The group exhibition “PUSH THE LIMITS 2 culture strips to reveal war” brings together twenty international artists, including Rossella Biscotti, Monica Bonvicini, Dominique Gonzalez-Foerster, Nora Turato, Cécile B. Evans, Teresa Margolles, and Mona Hatoum. Curated by Beatrice Merz and Claudia Gioia, the exhibition reflects on the difficult, contested, and contradictory role of art today. With diverse nationalities, cultures, and generations, the artists’ works explore the ideas of action, freedom, and execution, attempting to offer responses—albeit on a poetic level—to the crisis of the present. Among the works, Sour Things: the Paintry (2024) by Mirna Bamieh depicts an emptied pantry prior to the flight from Ramallah, during the bombings in Gaza. The exhibition is on view until February 1, 2026.
The major solo exhibition of Chiharu Shiota, curated by Mami Kataoka, Director of the Mori Art Museum, and Davide Quadrio, Director of MAO, represents the artist’s first-ever museum show in an Asian art institution. The exhibition traces Shiota’s entire production, from her early works to her most famous installations composed of intertwined red and black threads: drawings, photographs, sculptures, and large interactive and environmental installations—sometimes of monumental scale—coexist with site-specific interventions and new works created especially for the Turin show. The exhibition follows in continuity with the solo show dedicated to the Japanese artist at the Grand Palais in Paris and is realized in collaboration with the Mori Art Museum in Tokyo. It is on view until June 28, 2026.
Until November 8, Recontemporary hosts an exhibition by two Ukrainian artists, Yarema Malashchuk and Roman Khimei, who have made political activism the focus of their practice. The video installation “You Shouldn’t Have To See This” presents moving images that unfold in unison across six LED walls. The project, previously shown at the 2024 Venice Biennale, combines documentary, testimony, and visual experimentation, raising awareness of the devastating effects of the war in Ukraine.
For the first time, Spelonca Project opens its doors with Segreto, a new installation by painter Roberto de Pinto, who inhabits and transforms a historically significant space, “renamed” by the artist Edoardo Piermattei, turning it into an exhibition venue.
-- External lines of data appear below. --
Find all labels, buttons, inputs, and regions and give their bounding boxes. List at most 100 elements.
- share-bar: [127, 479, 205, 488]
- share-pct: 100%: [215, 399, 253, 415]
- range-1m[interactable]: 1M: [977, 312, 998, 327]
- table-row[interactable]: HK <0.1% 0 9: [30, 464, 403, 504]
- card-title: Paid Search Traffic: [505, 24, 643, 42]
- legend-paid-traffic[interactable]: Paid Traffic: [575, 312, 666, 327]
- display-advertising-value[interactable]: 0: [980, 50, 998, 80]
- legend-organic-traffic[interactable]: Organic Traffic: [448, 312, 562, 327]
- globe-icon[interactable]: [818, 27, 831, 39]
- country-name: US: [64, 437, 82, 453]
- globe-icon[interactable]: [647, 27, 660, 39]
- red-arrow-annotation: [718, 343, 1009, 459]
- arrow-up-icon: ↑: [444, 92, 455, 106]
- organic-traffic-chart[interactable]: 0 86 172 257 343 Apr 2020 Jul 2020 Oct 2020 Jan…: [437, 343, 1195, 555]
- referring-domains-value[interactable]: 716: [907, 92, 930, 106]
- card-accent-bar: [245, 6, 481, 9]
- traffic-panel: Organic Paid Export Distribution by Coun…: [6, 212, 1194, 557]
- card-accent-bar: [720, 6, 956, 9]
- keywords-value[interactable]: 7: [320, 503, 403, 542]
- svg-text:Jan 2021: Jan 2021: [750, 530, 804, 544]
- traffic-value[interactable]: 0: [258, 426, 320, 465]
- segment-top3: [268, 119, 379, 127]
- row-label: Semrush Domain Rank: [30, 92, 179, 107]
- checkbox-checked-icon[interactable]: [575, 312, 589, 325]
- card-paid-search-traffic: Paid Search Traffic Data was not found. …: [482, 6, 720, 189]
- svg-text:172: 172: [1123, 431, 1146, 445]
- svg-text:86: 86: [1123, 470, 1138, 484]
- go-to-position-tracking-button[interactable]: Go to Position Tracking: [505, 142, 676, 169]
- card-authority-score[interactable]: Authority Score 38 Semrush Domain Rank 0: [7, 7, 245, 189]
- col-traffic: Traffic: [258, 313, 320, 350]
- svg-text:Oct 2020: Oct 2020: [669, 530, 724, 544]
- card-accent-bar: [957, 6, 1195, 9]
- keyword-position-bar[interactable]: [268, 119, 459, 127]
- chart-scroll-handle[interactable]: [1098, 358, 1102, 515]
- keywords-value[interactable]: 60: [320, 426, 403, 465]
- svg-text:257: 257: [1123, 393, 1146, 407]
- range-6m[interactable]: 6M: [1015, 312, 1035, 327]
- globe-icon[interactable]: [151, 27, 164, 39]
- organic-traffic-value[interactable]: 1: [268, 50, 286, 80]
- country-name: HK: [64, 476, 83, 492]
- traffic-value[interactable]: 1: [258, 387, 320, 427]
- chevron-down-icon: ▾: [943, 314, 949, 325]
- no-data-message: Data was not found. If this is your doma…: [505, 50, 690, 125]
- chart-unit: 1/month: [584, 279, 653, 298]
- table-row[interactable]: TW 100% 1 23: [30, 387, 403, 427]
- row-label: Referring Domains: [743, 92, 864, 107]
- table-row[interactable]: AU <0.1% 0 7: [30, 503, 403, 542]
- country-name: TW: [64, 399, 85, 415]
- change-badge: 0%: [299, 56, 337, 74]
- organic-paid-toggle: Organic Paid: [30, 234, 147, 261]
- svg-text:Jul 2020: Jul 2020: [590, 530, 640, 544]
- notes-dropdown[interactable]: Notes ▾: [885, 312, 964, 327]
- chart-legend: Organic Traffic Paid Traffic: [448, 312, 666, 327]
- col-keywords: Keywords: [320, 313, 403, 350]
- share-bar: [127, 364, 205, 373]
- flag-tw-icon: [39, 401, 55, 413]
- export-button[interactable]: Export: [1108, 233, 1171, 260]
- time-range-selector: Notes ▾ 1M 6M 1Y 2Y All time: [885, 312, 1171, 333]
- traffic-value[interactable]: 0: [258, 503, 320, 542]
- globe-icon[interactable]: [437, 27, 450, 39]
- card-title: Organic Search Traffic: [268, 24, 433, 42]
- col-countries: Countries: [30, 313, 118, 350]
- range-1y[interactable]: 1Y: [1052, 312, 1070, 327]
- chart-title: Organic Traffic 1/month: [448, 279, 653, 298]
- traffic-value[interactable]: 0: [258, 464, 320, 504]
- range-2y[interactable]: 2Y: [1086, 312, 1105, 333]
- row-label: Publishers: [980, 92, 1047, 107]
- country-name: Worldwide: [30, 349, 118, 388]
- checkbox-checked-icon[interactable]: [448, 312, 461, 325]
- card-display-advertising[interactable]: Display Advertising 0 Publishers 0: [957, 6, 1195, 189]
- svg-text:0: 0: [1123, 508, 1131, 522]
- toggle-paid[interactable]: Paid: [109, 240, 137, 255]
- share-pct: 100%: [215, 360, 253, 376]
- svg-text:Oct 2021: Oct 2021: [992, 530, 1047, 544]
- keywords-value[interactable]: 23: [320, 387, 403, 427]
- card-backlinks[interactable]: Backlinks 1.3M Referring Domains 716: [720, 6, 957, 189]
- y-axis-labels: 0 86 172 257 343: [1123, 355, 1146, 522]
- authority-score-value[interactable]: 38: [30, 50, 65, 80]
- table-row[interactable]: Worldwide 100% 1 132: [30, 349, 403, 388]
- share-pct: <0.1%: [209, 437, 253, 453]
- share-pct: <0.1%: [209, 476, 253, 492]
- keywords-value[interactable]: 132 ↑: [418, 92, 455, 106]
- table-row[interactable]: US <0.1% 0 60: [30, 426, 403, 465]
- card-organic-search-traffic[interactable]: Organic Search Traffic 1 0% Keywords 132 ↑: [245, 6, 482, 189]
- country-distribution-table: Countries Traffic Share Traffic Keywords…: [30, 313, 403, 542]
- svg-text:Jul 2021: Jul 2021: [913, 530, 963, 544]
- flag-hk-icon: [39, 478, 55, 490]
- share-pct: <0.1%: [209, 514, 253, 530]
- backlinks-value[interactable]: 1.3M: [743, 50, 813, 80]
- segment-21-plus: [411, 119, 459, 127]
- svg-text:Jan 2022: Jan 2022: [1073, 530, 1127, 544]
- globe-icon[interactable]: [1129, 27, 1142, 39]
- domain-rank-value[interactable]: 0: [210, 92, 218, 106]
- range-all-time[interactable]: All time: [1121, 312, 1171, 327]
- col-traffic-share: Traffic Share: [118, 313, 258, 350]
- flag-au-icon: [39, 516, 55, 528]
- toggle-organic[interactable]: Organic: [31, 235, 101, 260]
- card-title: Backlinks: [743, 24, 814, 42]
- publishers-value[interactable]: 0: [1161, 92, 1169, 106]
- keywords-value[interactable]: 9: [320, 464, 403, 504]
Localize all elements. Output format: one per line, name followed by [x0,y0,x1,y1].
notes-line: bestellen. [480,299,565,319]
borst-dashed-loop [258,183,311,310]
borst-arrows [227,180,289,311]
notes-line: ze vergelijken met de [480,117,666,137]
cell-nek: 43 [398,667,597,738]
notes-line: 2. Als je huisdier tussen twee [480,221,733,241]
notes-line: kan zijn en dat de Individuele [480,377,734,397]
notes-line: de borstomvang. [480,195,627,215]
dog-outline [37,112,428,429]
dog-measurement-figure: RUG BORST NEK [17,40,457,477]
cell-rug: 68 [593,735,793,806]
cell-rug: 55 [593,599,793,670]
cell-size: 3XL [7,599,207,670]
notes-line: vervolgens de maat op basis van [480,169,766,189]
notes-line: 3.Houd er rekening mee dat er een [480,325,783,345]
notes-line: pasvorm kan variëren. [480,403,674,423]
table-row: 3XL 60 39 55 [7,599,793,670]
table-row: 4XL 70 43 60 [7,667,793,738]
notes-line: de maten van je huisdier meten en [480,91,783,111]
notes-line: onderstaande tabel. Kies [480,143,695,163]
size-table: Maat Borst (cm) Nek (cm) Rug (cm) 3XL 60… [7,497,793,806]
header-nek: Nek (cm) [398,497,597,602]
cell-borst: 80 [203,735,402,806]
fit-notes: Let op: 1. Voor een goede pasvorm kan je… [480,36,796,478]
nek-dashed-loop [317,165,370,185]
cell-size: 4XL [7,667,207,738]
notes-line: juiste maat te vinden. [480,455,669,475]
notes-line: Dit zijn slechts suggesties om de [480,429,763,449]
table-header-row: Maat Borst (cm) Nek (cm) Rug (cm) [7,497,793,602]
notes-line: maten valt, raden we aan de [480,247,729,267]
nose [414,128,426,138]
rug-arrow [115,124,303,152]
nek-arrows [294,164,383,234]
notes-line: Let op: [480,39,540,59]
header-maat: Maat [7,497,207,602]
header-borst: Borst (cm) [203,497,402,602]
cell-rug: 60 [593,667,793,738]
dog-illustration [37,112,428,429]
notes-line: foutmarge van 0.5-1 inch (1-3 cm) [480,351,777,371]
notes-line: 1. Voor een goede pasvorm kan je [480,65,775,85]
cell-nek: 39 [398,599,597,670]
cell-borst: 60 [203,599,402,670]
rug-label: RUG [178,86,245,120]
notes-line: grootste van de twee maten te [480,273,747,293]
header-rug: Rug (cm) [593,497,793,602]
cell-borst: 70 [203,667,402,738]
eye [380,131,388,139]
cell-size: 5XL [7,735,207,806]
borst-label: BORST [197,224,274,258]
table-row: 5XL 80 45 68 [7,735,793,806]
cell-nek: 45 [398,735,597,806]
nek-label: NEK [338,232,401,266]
Located near the Balon iron bridge, the former nightclub—later a Lefebvrian church and also featured in Open House Torino 2024—becomes today a laboratory for artistic and collective experimentation, where visual, sound, and performative practices intertwine with the space and the audience. De Pinto recreates, using objects and materials that accompany him daily in his Milan studio, an exploded environment composed of papers, posters, photographs, and fetish objects. These fragments invade the space, generating an atmosphere suspended between chaos and unity, bodily experience and memory, three-dimensional composition and voyeuristic gesture. The opening is on Friday, November 1, at 6:00 PM.